Co-director of 2016: Obama’s America pretty sure God’s Not Dead was his idea

Shattering the image of the faith-based film industry as a place where the bedrock Christian values of honesty and compassion for one’s fellow man rule, Deadline reports that a new lawsuit alleges that the producers of God’s Not Dead stole the idea for the film from one of their fellow right-wing-baiting filmflam artists.

The filmflam artist in question is John Sullivan, not the co-director of 2016: Obama’s America and America: Imagine The World Without Her who was sentenced to five months in a San Diego reeducation camp by the shadowy forces that control our government, but the other one. Sullivan alleges that the idea for God’s Not Dead was taken from a treatment he wrote in 2009 called Proof, which he describes as “a faith-based Dead Poets’ Society.” In the lawsuit, which was filed in L.A. Superior Court last week, Sullivan and co-plaintiff Brad Stine, an actor who has appeared in a number of faith-based films, allege that God’s Not Dead is “is the Proof film simply slightly modified and re-titled liberally” and “substantially draws upon material from the Proof Treatments, including the genre, mood, pace, themes, settings, characters and plot points.”

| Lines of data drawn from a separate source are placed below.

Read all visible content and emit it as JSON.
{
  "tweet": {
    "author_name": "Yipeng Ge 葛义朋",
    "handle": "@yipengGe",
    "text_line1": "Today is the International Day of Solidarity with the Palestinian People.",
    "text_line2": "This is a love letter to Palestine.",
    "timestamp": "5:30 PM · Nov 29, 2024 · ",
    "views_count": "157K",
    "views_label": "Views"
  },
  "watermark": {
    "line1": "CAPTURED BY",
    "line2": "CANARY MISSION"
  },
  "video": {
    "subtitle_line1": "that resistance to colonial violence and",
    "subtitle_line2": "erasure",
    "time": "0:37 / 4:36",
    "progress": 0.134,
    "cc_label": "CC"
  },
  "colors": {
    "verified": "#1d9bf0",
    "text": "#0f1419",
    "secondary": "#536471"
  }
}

Stine and Sullivan are seeking ”at least” $10 million in damages, a fairly hefty sum of the $60 million God’s Not Dead made at the box office. Whether they’ll get it depends on whether they can prove that producer Pure Flix actually promised them the compensation for their treatment and producer credits on the project that their lawsuit alleges it did. Proving that will be made more difficult by the recent death of Pure Flix partner and God’s Not Dead producer Russell Wolfe, who died of complications from ALS two days before the lawsuit was filed and is named several times in the complaint.